JS : La première étape c’est d’ouvrir des espaces de rencontre pour les filles et d’avoir de grands acteurs de développement pour pouvoir contribuer à l’autonomisation  des filles. C’est la bonne occasion que nous avons eu avec la Présidente de la ligue ivoirienne des Droits de la femme et bien d’autres personnes impactantes.

Janice Sosoo ( à droite) avec Meganne Boho ( Présidente de la Ligue Ivoirienne des droits des Femmes) recevant un kit de serviettes hygiéniques pour son association “les donneurs d’espoir”. 

La Ligue : Penses-tu que les filles doivent être encouragées à poursuivre leurs rêves et ambitions ? Si oui, pourquoi ?

JS : Oui, elles doivent être encouragées à poursuivre leurs rêves et leurs ambitions parce que les filles peuvent et doivent changer le monde.

La Ligue : Quels sont les obstacles que tu as déjà dû surmonter en tant que fille ? 

JS : Les obstacles que j’ai déjà rencontrés sont :

– La réaction de certaines filles qui pensent qu’on en fait un peu trop ;

– Le manque de moyens financiers et de matériels pour mieux agir. 

La Ligue : Comment peux-tu aider à faire entendre la voix des filles qui n’ont pas accès à leurs droits ? 

JS : L’aide que je peux apporter est d’animer des émissions pour parler des droits des filles et aussi mener des campagnes de sensibilisation en posant des actions concrètes dans les villages.

La Ligue : Quel message aimerais-tu transmettre aux filles du monde entier pour cette journée spéciale ? 

JS : Mon message adressé aux filles du monde entier est  : ‘’ Croyez en vous, inscrivez vos objectifs sur votre vision board et rêvez grand.

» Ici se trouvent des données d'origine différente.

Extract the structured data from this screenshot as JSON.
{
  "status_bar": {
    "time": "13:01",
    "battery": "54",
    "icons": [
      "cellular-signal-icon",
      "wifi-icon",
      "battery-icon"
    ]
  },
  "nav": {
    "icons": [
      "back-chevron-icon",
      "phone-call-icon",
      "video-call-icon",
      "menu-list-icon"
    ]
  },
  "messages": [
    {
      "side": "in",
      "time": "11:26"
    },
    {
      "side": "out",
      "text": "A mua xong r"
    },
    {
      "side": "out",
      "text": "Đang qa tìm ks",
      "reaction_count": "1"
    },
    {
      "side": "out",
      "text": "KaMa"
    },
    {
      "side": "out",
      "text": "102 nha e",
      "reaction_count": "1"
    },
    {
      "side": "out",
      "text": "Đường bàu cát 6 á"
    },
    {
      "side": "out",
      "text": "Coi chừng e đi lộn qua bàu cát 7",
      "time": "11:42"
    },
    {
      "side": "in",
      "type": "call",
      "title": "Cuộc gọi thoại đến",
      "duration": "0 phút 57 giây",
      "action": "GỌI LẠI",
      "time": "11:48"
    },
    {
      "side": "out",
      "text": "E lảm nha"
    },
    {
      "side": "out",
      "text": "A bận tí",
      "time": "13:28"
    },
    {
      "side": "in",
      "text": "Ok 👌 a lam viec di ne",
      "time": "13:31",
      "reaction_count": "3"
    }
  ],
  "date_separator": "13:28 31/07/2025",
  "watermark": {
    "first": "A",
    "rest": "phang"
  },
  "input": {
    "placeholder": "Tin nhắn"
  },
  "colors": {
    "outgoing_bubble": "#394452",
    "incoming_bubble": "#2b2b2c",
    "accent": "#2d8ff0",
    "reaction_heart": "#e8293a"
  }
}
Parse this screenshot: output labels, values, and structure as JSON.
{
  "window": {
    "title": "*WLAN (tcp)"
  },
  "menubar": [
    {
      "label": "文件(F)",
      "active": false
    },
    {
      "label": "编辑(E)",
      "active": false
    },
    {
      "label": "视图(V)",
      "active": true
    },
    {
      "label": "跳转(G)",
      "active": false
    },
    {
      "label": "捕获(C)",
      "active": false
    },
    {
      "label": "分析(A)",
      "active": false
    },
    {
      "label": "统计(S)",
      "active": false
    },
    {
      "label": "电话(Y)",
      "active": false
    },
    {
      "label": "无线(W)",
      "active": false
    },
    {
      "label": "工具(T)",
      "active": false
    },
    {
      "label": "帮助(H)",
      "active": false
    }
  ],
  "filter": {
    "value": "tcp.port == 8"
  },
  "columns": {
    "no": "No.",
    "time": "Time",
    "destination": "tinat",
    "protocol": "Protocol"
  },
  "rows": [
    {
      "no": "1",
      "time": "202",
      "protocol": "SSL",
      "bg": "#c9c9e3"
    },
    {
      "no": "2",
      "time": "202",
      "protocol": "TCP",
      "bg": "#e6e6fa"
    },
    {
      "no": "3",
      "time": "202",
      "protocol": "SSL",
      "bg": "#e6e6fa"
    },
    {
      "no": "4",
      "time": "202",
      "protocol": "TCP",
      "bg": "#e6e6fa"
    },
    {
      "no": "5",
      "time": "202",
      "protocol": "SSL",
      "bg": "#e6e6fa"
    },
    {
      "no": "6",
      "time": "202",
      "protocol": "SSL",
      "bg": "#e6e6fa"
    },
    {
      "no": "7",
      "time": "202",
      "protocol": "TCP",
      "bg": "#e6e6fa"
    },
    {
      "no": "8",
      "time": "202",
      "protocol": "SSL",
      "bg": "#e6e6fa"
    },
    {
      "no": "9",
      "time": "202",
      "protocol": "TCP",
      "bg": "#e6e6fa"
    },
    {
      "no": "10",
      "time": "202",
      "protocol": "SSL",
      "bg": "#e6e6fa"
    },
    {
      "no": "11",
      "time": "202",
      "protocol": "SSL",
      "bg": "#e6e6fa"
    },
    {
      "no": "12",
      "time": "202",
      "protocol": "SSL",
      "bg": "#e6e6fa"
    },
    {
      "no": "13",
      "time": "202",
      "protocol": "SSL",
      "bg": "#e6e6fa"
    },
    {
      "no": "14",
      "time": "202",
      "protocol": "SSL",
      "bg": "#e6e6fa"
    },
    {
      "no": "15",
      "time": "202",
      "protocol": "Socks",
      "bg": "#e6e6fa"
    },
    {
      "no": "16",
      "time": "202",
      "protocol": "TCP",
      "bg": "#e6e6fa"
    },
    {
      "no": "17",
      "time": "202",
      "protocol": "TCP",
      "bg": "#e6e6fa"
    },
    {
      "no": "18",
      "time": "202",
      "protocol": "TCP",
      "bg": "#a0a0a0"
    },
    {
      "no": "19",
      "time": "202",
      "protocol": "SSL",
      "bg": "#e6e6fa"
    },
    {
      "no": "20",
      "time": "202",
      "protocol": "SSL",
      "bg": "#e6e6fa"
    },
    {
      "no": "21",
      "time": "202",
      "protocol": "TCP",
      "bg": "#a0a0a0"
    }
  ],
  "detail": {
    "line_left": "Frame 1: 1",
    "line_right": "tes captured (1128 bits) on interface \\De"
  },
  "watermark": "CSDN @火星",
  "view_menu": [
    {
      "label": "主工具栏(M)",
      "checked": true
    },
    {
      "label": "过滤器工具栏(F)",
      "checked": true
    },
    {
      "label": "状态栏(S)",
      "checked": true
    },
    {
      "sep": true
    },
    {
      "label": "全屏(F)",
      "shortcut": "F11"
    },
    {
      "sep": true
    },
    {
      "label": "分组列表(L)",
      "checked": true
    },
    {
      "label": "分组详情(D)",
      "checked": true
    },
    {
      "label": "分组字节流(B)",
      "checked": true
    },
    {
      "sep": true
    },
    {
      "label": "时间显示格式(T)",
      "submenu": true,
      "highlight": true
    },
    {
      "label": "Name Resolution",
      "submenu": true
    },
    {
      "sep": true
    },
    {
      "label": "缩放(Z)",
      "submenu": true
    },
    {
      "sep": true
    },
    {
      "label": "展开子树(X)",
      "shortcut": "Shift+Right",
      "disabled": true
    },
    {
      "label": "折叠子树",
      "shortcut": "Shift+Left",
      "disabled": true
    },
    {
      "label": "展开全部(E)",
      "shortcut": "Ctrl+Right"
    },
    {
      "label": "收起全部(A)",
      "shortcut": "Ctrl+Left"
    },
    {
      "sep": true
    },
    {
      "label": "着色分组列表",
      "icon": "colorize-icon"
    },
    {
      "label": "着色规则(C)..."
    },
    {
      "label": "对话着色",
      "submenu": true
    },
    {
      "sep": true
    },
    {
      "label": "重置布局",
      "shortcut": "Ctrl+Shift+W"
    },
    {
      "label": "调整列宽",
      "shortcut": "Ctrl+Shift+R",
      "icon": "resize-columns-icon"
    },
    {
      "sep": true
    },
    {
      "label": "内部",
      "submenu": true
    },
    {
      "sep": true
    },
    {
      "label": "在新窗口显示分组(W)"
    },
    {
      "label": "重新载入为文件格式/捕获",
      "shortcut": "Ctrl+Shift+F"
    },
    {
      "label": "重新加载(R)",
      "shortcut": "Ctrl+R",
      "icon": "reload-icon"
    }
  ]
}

Dites-vous chaque jour que vous avez pour mission d’être des actrices de changement et de développement. Le monde ira mieux grâce à vous‘’ !


Janice Sosoo

Interview réalisée par Jenny Prinston

La Ligue Ivoirienne des Droits des Femmes
est une organisation féministe créée par des jeunes femmes ivoiriennes engagées dans la promotion des droits des femmes ainsi que la lutte contre les violences faites les femmes.